KUALA LUMPUR -- In his first 100 days back in office, Malaysian Prime Minister Mahathir Mohamad has shored up support with broadly popular policies, but many challenges will remain once the initial wave of enthusiasm subsides.
Following a win in the May 9 election, Mahathir returned to the job in Malaysia's first partisan transfer of power since independence. One of his government's first priorities was dealing with the 1Malaysia Development Berhad scandal, which involved the misappropriation of more than $4.5 billion from the state fund.
The government reopened an investigation quashed by Mahathir's predecessor, Najib Razak, and in early July charged Najib with breach of trust and abuse of power. Prosecutors spotlighted the seizure of such items as jewelry and luxury watches from the former prime minister's homes to underscore the corruption in his administration.
On Saturday, Mahathir inspected a luxury yacht believed to have been purchased with money misappropriated from 1MDB. The ship, whose value is estimated at $250 million, was just handed over by Indonesia, where it was moored.
"I have been on yachts before, but nothing like this," Mahathir said. "Everything is superb, and bought with stolen money, by crooks. We'll get the crooks."
On the policy side, the new government has focused on measures to keep more money in the public's pockets, including scrapping the goods and services tax and introducing gasoline subsidies. These steps fulfilled pledges for the administration's first 100 days laid out in the Pakatan Harapan coalition's manifesto, allowing Mahathir to demonstrate his ability to keep promises.
The prime minister's strategy of focusing on quelling public anger stoked by the previous government seems to be paying off so far.
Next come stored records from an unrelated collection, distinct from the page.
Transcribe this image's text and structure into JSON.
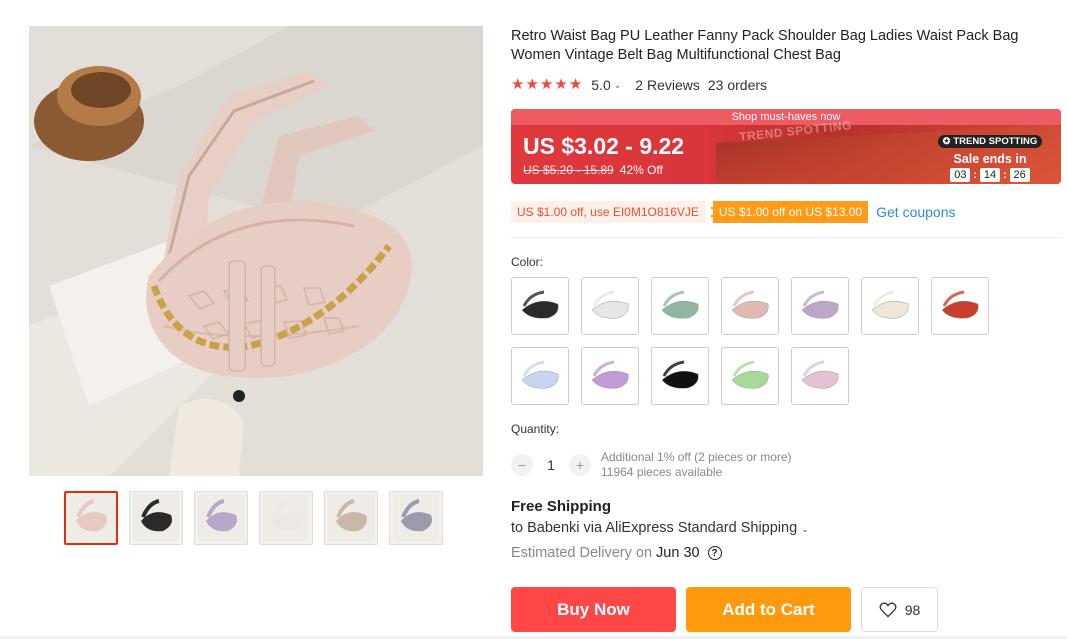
{
  "product": {
    "title": "Retro Waist Bag PU Leather Fanny Pack Shoulder Bag Ladies Waist Pack Bag Women Vintage Belt Bag Multifunctional Chest Bag",
    "rating": "5.0",
    "reviews": "2 Reviews",
    "orders": "23 orders"
  },
  "gallery": {
    "main_image_icon": "pink-croc-waist-bag-photo",
    "thumbnails": [
      {
        "name": "thumb-pink-bag",
        "color": "#e6c9c0",
        "active": true
      },
      {
        "name": "thumb-black-bag",
        "color": "#2b2b2b",
        "active": false
      },
      {
        "name": "thumb-purple-bag",
        "color": "#b7a7c9",
        "active": false
      },
      {
        "name": "thumb-white-bag",
        "color": "#ece8e2",
        "active": false
      },
      {
        "name": "thumb-color-chart",
        "color": "#c8b8a8",
        "active": false
      },
      {
        "name": "thumb-grey-bag",
        "color": "#9a9cab",
        "active": false
      }
    ]
  },
  "price": {
    "promo_strip": "Shop must-haves now",
    "current": "US $3.02 - 9.22",
    "original": "US $5.20 - 15.89",
    "discount": "42% Off",
    "trend_badge": "TREND SPOTTING",
    "watermark": "TREND SPOTTING",
    "sale_ends": "Sale ends in",
    "countdown": [
      "03",
      "14",
      "26"
    ]
  },
  "coupons": {
    "code_coupon": "US $1.00 off, use EI0M1O816VJE",
    "store_coupon": "US $1.00 off on US $13.00",
    "get_link": "Get coupons"
  },
  "color": {
    "label": "Color:",
    "swatches": [
      {
        "name": "swatch-black",
        "color": "#2a2a2a"
      },
      {
        "name": "swatch-white",
        "color": "#e8e6e2"
      },
      {
        "name": "swatch-green",
        "color": "#8fb7a0"
      },
      {
        "name": "swatch-pink",
        "color": "#e2b9b0"
      },
      {
        "name": "swatch-purple",
        "color": "#bda7c6"
      },
      {
        "name": "swatch-cream",
        "color": "#efe6da"
      },
      {
        "name": "swatch-red",
        "color": "#c8402e"
      },
      {
        "name": "swatch-lavender-holo",
        "color": "#c9d4f0"
      },
      {
        "name": "swatch-purple-holo",
        "color": "#c29ad8"
      },
      {
        "name": "swatch-black-nylon",
        "color": "#111111"
      },
      {
        "name": "swatch-green-holo",
        "color": "#a9d99a"
      },
      {
        "name": "swatch-pink-holo",
        "color": "#e3c3d3"
      }
    ]
  },
  "quantity": {
    "label": "Quantity:",
    "minus": "−",
    "plus": "+",
    "value": "1",
    "note1": "Additional 1% off (2 pieces or more)",
    "note2": "11964 pieces available"
  },
  "shipping": {
    "title": "Free Shipping",
    "line": "to Babenki via AliExpress Standard Shipping",
    "est_label": "Estimated Delivery on",
    "est_date": "Jun 30"
  },
  "actions": {
    "buy_now": "Buy Now",
    "add_to_cart": "Add to Cart",
    "wishlist_count": "98"
  },
  "colors": {
    "accent_red": "#ff4747",
    "accent_orange": "#ff9a0e",
    "star": "#f04a3c",
    "link": "#2e8bd6"
  }
}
A poll conducted Aug. 7-14 by the Merdeka Center for Opinion Research shows 71% of voters approving of Mahathir's performance. Notably, support is strong among civil servants, a key support bloc of the former ruling party, and among young people, many of them unattached to any party.
But the government's popularity-boosting policies may put a heavy burden on Malaysia's budget. The elimination of the goods and services tax will reduce annual tax revenue by 44 billion ringgit ($10.7 billion), even as spending soars with measures like the gasoline subsidies.
"As pressure grows for more populist manifesto commitments to be delivered, the fiscal deficit could come under strain," said Peter Mumford, director of Asia at Eurasia Group.
The first test in this area for the Mahathir administration will be the fiscal 2019 budget proposal due out in November.
Mahathir also faces the challenge of ensuring a smooth transfer of power to his planned successor, former Deputy Prime Minister Anwar Ibrahim. The prime minister, who is 93 years old, said before the election that he would step down after a year or two, but he has hinted recently that he might stay on longer.
The two men have a complicated relationship -- Anwar was Mahathir's deputy prime minister and designated successor in the 1990s, but Mahathir later had him jailed. Any signs of discord with the popular, charismatic Anwar could spell trouble for Mahathir and his government.